Ia mulai mengadakan kelas Sabtu gratis untuk staf dan keluarga: literasi finansial, disiplin digital untuk anak, bahasa Inggris percakapan, hingga trik membuat CV. Ia mengundang relawan: guru pensiunan, konselor kampus, wirausahawan lokal. Di akhir sesi, mereka menulis kalimat yang sama di papan: We help people become employable, not just employed.

.

Jalan Pulang Tanpa Pelarian

Ketika akhirnya ia pulang ke lereng Lawu, jalan desa beraspal mulus. Dapur tua kini memakai kompor gas, tapi pelukan ibunya tetap hangat seperti dulu. Di kursi bambu, ia bercerita tanpa pamer: tentang malam-malam lobi, tentang angsa handuk, tentang anak-anak staf yang kini kuliah.

“Bu,” suaranya pecah, “aku menang. Bukan karena jabatan. Aku menang karena tetap menjadi anakmu yang tidak menyerah.”

Air mata ibunya jatuh tanpa suara. Di luar, angin membawa bau jagung bakar. Di atas kepala, langit malam yang dulu menjadi atap kerja, kini menutup doa pulang.

.

Yang Kita Bawa

Di pesawat kembali ke Bali, ia menulis sebuah kalimat untuk dirinya dua puluh tahun lalu:

“Aku tidak bisa memilih di mana aku berangkat, tapi aku bisa memilih apa yang kubawa: rasa hormat, kerja yang rapi, dan kebaikan yang tak butuh panggung.”

Di bawah kalimat itu, ia menambahkan satu lagi:

“Kemenangan bukan saat sampai di puncak, melainkan saat tetap rendah hati meski jauh dari bawah.”

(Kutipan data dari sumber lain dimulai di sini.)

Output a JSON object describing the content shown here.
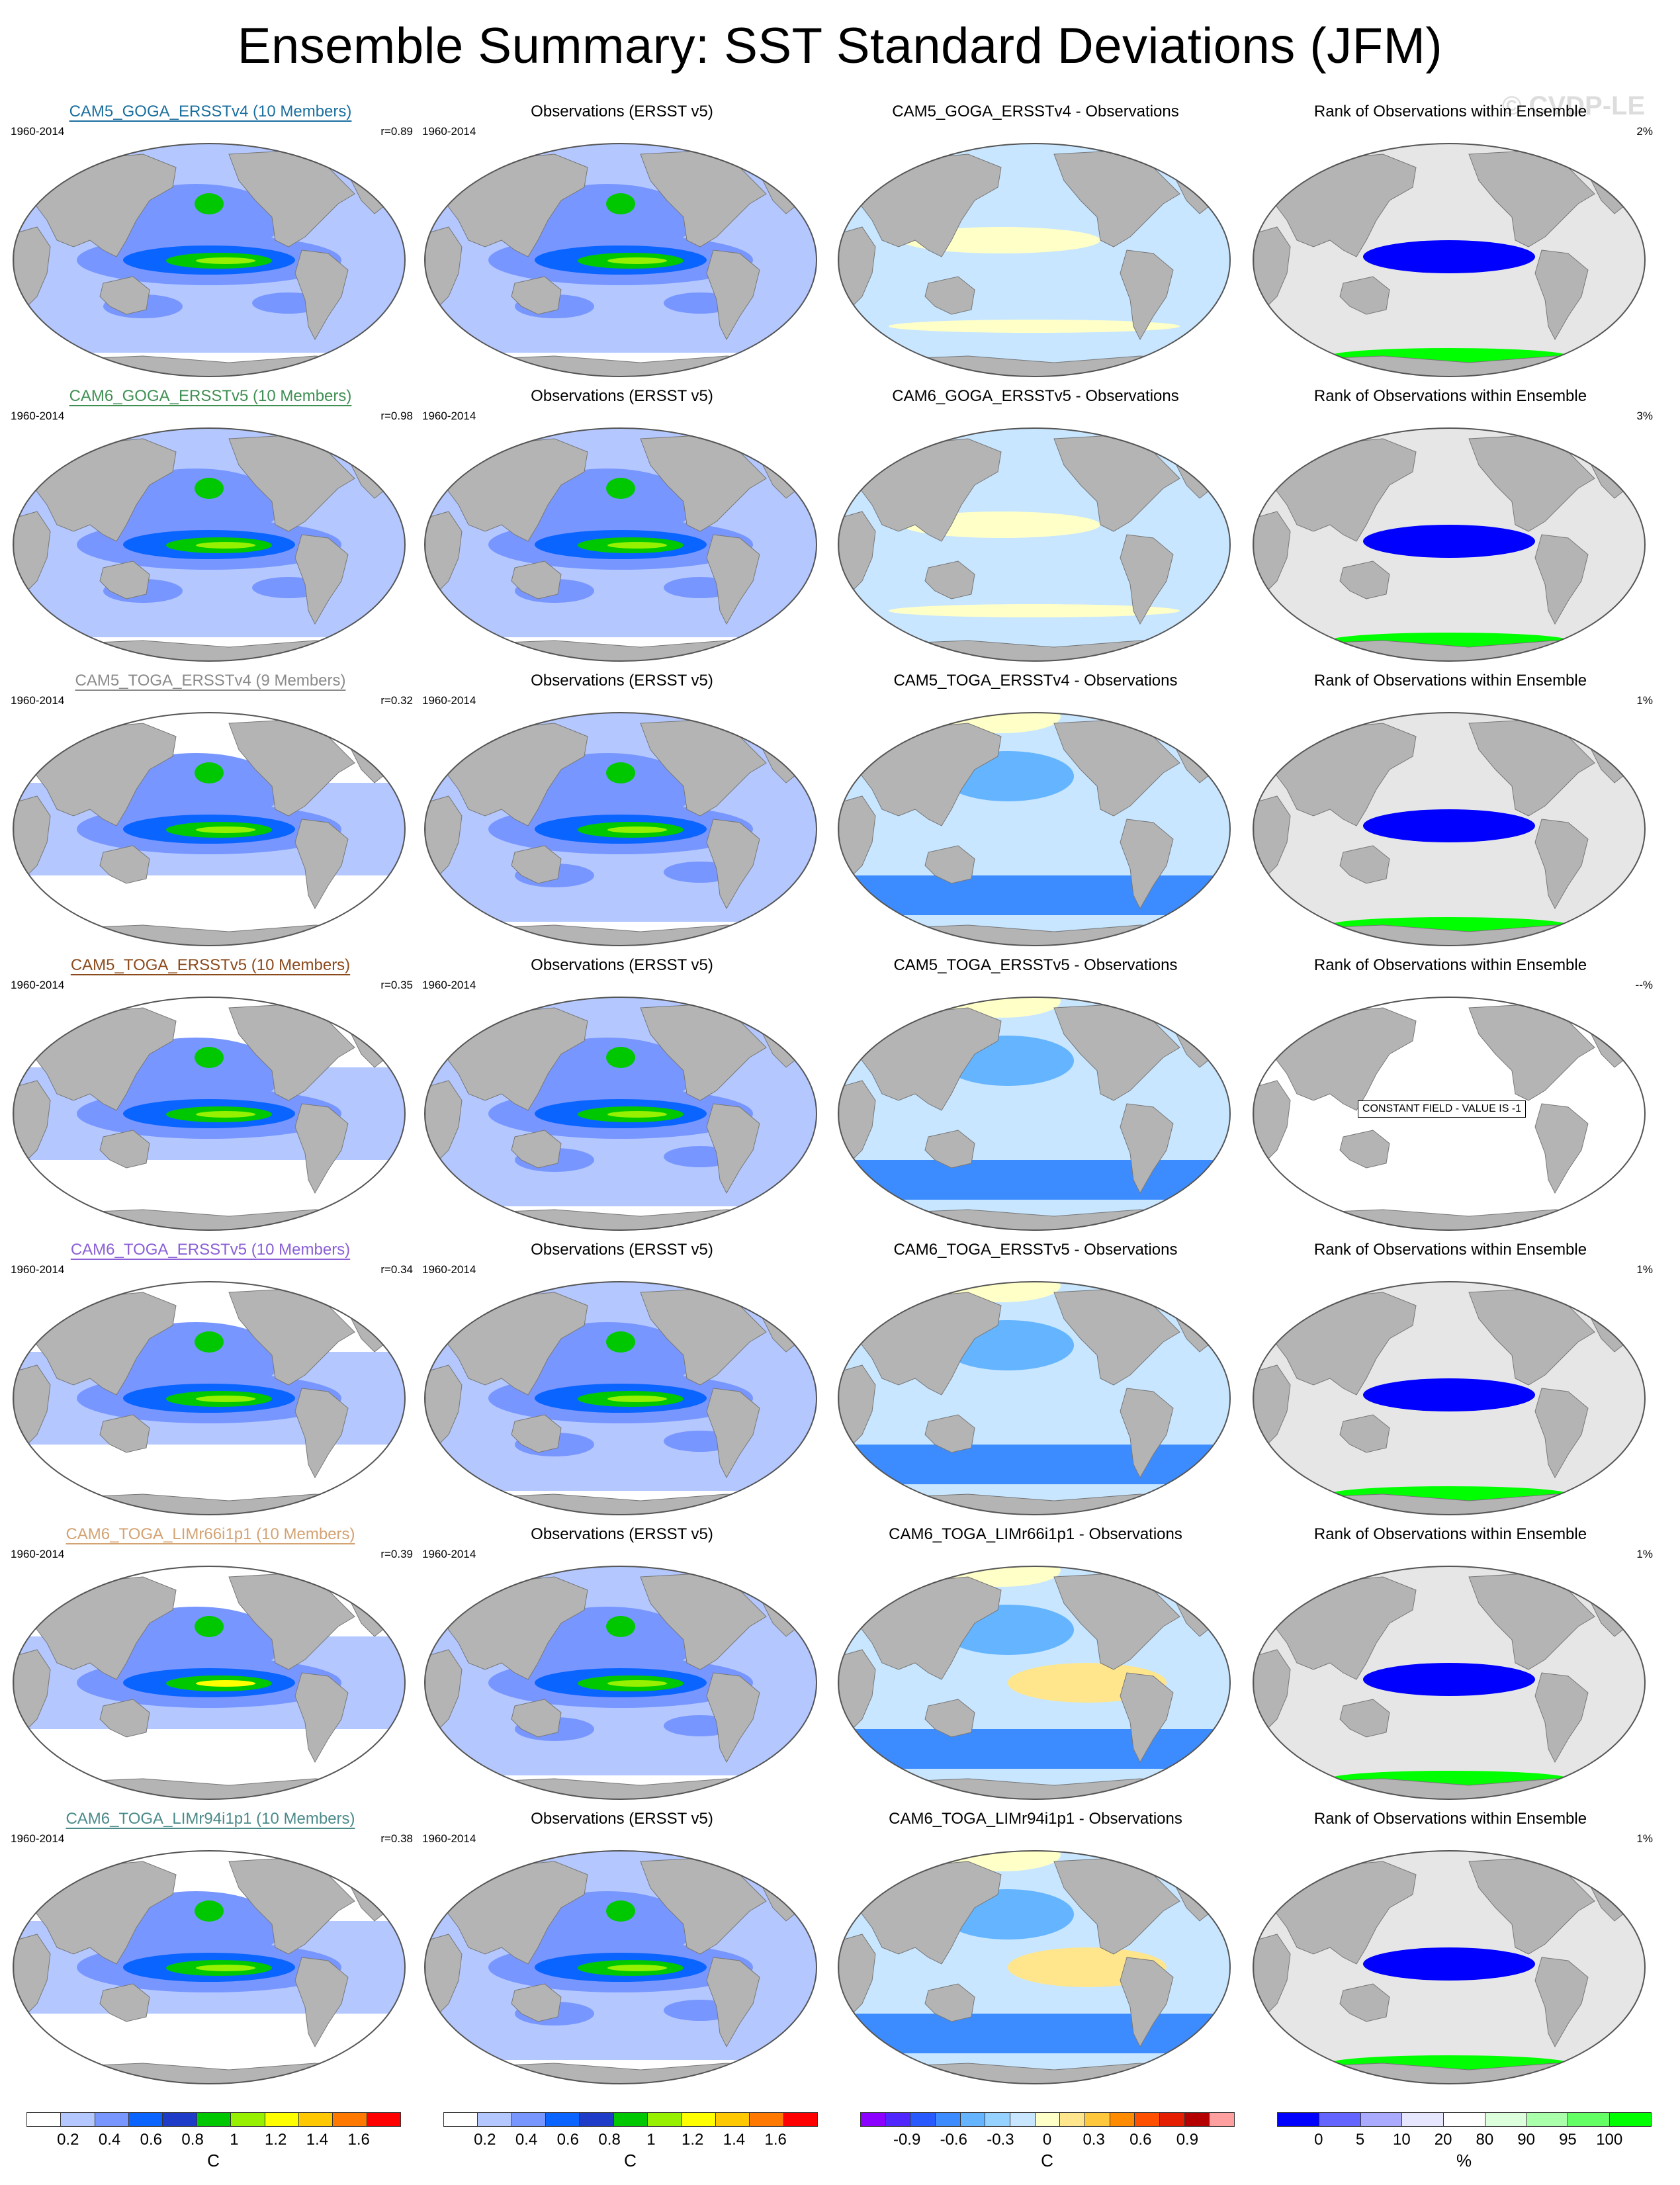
{
  "title": "Ensemble Summary: SST Standard Deviations (JFM)",
  "watermark": "© CVDP-LE",
  "colors": {
    "land": "#b4b4b4",
    "ocean_white": "#ffffff",
    "sd_scale": [
      "#ffffff",
      "#b4c8ff",
      "#7896ff",
      "#0a64ff",
      "#1e3cc8",
      "#00c800",
      "#96f000",
      "#ffff00",
      "#ffc800",
      "#ff7800",
      "#ff0000"
    ],
    "diff_scale": [
      "#8c00ff",
      "#5028ff",
      "#285aff",
      "#3c8cff",
      "#64b4ff",
      "#96d2ff",
      "#c8e6ff",
      "#ffffc8",
      "#ffe68c",
      "#ffc83c",
      "#ff8c00",
      "#ff5000",
      "#e61e00",
      "#b40000",
      "#ffa0a0"
    ],
    "rank_scale": [
      "#0000ff",
      "#6464ff",
      "#aaaaff",
      "#e6e6ff",
      "#ffffff",
      "#dcffdc",
      "#aaffaa",
      "#64ff64",
      "#00ff00"
    ]
  },
  "rows": [
    {
      "model": "CAM5_GOGA_ERSSTv4 (10 Members)",
      "model_color": "#1b6f9e",
      "period": "1960-2014",
      "r": "r=0.89",
      "obs_title": "Observations (ERSST v5)",
      "obs_period": "1960-2014",
      "diff_title": "CAM5_GOGA_ERSSTv4 - Observations",
      "rank_title": "Rank of Observations within Ensemble",
      "rank_pct": "2%"
    },
    {
      "model": "CAM6_GOGA_ERSSTv5 (10 Members)",
      "model_color": "#3f8f52",
      "period": "1960-2014",
      "r": "r=0.98",
      "obs_title": "Observations (ERSST v5)",
      "obs_period": "1960-2014",
      "diff_title": "CAM6_GOGA_ERSSTv5 - Observations",
      "rank_title": "Rank of Observations within Ensemble",
      "rank_pct": "3%"
    },
    {
      "model": "CAM5_TOGA_ERSSTv4 (9 Members)",
      "model_color": "#8a8a8a",
      "period": "1960-2014",
      "r": "r=0.32",
      "obs_title": "Observations (ERSST v5)",
      "obs_period": "1960-2014",
      "diff_title": "CAM5_TOGA_ERSSTv4 - Observations",
      "rank_title": "Rank of Observations within Ensemble",
      "rank_pct": "1%"
    },
    {
      "model": "CAM5_TOGA_ERSSTv5 (10 Members)",
      "model_color": "#8b4a1c",
      "period": "1960-2014",
      "r": "r=0.35",
      "obs_title": "Observations (ERSST v5)",
      "obs_period": "1960-2014",
      "diff_title": "CAM5_TOGA_ERSSTv5 - Observations",
      "rank_title": "Rank of Observations within Ensemble",
      "rank_pct": "--%",
      "notice": "CONSTANT FIELD - VALUE IS -1"
    },
    {
      "model": "CAM6_TOGA_ERSSTv5 (10 Members)",
      "model_color": "#8a5fd6",
      "period": "1960-2014",
      "r": "r=0.34",
      "obs_title": "Observations (ERSST v5)",
      "obs_period": "1960-2014",
      "diff_title": "CAM6_TOGA_ERSSTv5 - Observations",
      "rank_title": "Rank of Observations within Ensemble",
      "rank_pct": "1%"
    },
    {
      "model": "CAM6_TOGA_LIMr66i1p1 (10 Members)",
      "model_color": "#d4a373",
      "period": "1960-2014",
      "r": "r=0.39",
      "obs_title": "Observations (ERSST v5)",
      "obs_period": "1960-2014",
      "diff_title": "CAM6_TOGA_LIMr66i1p1 - Observations",
      "rank_title": "Rank of Observations within Ensemble",
      "rank_pct": "1%"
    },
    {
      "model": "CAM6_TOGA_LIMr94i1p1 (10 Members)",
      "model_color": "#4c8a8a",
      "period": "1960-2014",
      "r": "r=0.38",
      "obs_title": "Observations (ERSST v5)",
      "obs_period": "1960-2014",
      "diff_title": "CAM6_TOGA_LIMr94i1p1 - Observations",
      "rank_title": "Rank of Observations within Ensemble",
      "rank_pct": "1%"
    }
  ],
  "colorbars": [
    {
      "ticks": [
        "0.2",
        "0.4",
        "0.6",
        "0.8",
        "1",
        "1.2",
        "1.4",
        "1.6"
      ],
      "unit": "C",
      "scale": "sd_scale"
    },
    {
      "ticks": [
        "0.2",
        "0.4",
        "0.6",
        "0.8",
        "1",
        "1.2",
        "1.4",
        "1.6"
      ],
      "unit": "C",
      "scale": "sd_scale"
    },
    {
      "ticks": [
        "-0.9",
        "-0.6",
        "-0.3",
        "0",
        "0.3",
        "0.6",
        "0.9"
      ],
      "unit": "C",
      "scale": "diff_scale"
    },
    {
      "ticks": [
        "0",
        "5",
        "10",
        "20",
        "80",
        "90",
        "95",
        "100"
      ],
      "unit": "%",
      "scale": "rank_scale"
    }
  ]
}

Dan ketika roda pesawat menyentuh landasan, ia tahu: langkah-langkah tak terlihat itu ternyata paling keras suaranya—di dalam dada orang-orang yang menyaksikannya.

.

.

.

Jember, 12 Juli 2025

Jeffrey Wibisono V.

.

.

#Cerpen #KompasMingguStyle #SastraUrban #EtosKerja #Hospitality #Kepemimpinan #Kebaikan #Bali #Jogja #KelasMenengahAtas

.

Kutipan untuk pembaca

  • “Energi itu seperti angin: tak terlihat, tapi menggerakkan.”

  • “Doing extra bukan karena ingin dilihat, tapi karena itu bagian dari dirimu.”

  • “Kalah hari ini bukan berarti kalah di hidup.”

  • “Kebaikan adalah komoditas yang tak pernah rugi.”

.

Catatan Penulis: Cerita ini merupakan fiksi naratif yang menggambarkan semangat kerja dan integritas di dunia hospitality Indonesia. Sosok ‘Kasiran’ mewakili ribuan pekerja tak terlihat yang memilih bertanggung jawab atas hidupnya—bukan dengan keluhan, tapi dengan keteladanan diam-diam.